As the country still grapples with the findings of the Bingu wa Mutharika’s death inquiry, EPHRAIM NYONDO talked with political thinker Michael Jana to isolate governance lessons from it.
Q: What was your immediate reaction to the report on Bingu wa Mutharika’s death inquiry?
A: It was as if I had just read a drama of a bomb that was defused before it exploded, courtesy of the Malawi Defence Force and some voices of reason from the Judiciary and the civil society. I could not help but agree with that old adage that real politics is dirty. But the question lingered on that how do we effectively control this game that can be this dirty, but necessary? I smiled when I particularly read that Peter Mutharika and company were afraid of public reaction if they denied Joyce Banda to take over, taking lessons from the July 20 2011 demonstrations. I think Malawians’ activism is working. Politicians are now beginning to fear the public and not the other way round.
Q: The inquiry reveals that those in government were eager to get then vice-president Joyce Banda out of the way. What could have been motivating them?
A: I think there were two motivating factors: one precondition and the other a trigger factor. The precondition was created by president Bingu wa Mutharika himself. By ostracising Joyce Banda from the Executive, a move that was effectively against the Constitution, he created a political power vacuum that became so glaring when he passed on. Such power gaps are known to attract political power battles including military coups; no wonder Peter Mutharika is reported to have flirted with the unconstitutional idea of becoming acting president or instigating a military coup d’état.
The trigger factor was power politics in the context that the ascendancy to power of Joyce Banda would mean that DPP would be squeezed out of State power; hence out of reach of State resources, especially for its top cadres. The report paints a picture of a country infested with power-hungry politicians who seem not to have the welfare of Malawians at heart, but all they are interested in is to be in power even if it means putting this country in turmoil through court proceedings about succession and instigating a military coup when the law on succession is very clear.
Q: The commission recommends the need to address the relationship between a president and a vice-president in the course of their term of office as the souring of their relationship has repercussions on the affairs of the State. Why, if you look into history, has these offices always been at loggerheads?
A: I think the presidents and political parties we have had lack leadership qualities; how do they vie for presidency and choose a running mate who becomes a vice-president without having a clear idea on the succession plan? It is clear that the vice-presidents we have had since 1994 have been having legitimate expectation of taking over leadership once the incumbent retires. However, this has often not worked out because it seems somewhere in the middle of their terms, Malawi presidents decide to groom someone else other than the vice-president to succeed them, often for selfish reasons. The presidents have even gone to the extent of campaigning against the vice-presidents, thereby creating uneven playing ground and tension within their own parties. We have seen this happening between Bakili Muluzi and Justin Malewezi, Bingu wa Mutharika and Cassim Chilumpha, and between Mutharika and Joyce Banda. This selfish and undemocratic leader behaviour and poor party succession policy has been the main source of rifts between the president and his deputy in Malawi. I think the vice- presidents, just like any member in a political party, should be given a fair chance to campaign and stand for a leadership position without selfish interference from presidents.

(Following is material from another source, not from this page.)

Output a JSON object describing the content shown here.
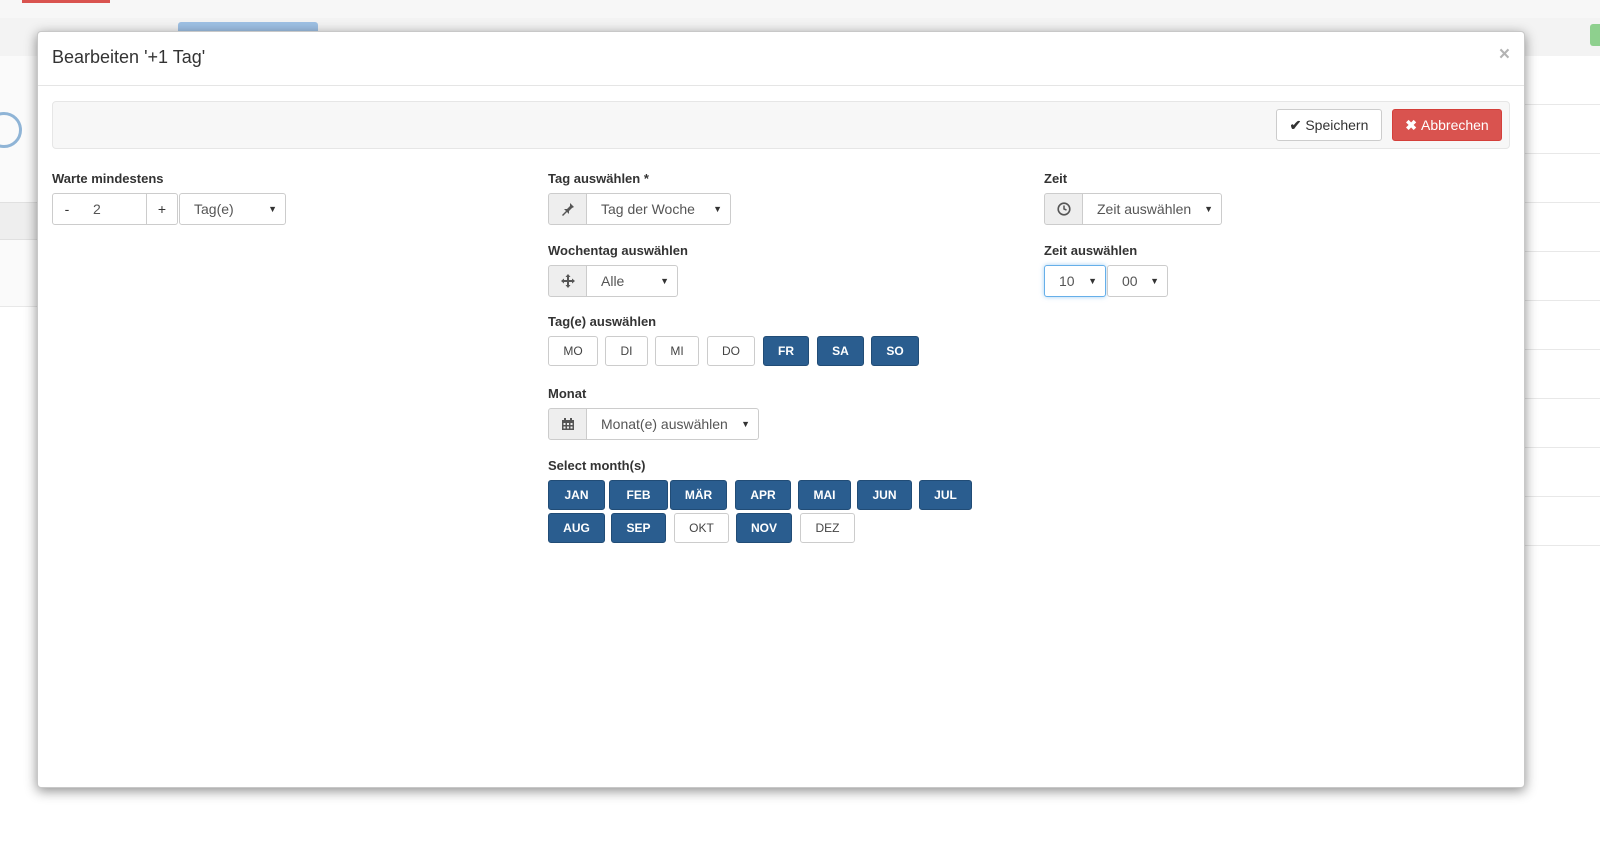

Q: In terms of how politicians relate with public servants, what governance lesson has Bingu’s death bequeathed to posterity?
A: Public servants are custodians of continuity in the governance of democratic societies where governments operate in periodic cycles. For this reason, they are supposed to be apolitical, professional and bound by the law. One reason most development efforts in Malawi are ad hoc and unsuccessful is that once a government is voted out of power, it disappears together with its development plans and projects; the top public servants who are supposed to offer the necessary continuity are political appointees who are either forced into different departments, forced to resign or are fired when a new government takes over. Reading the commission of inquiry report, one could sense that at the moment, many top public servants are in fact “politicians’ servants”. I think we need more of merit system and less of political influence in the hiring and firing of top public servants so that they feel secure and confident enough to act professionally without worrying much about the whims of politicians.
Q: Now that the inquiry is public for all to see, what do you expect from those in government to do?
A: I think those implicated in the report but are still in government must resign honourably until their names are cleared. I also expect authorities to take due legal process to try those implicated; if they are innocent, the legal process will clear them, but the precedence will have been clearly set that tampering with the Constitution is not an option.
Q: Any other words?
A: It is very commendable that President Joyce Banda instituted this Commission of Inquiry. All Malawians have the right to information for them to make informed opinion and act accordingly. Now that we Malawians have a glimpse of some dirty politics behind the scenes that can affect us negatively, I can only hope that we will be more vigilant in scrutinising and limiting as much as possible the actions of politicians and holding them to account all the time.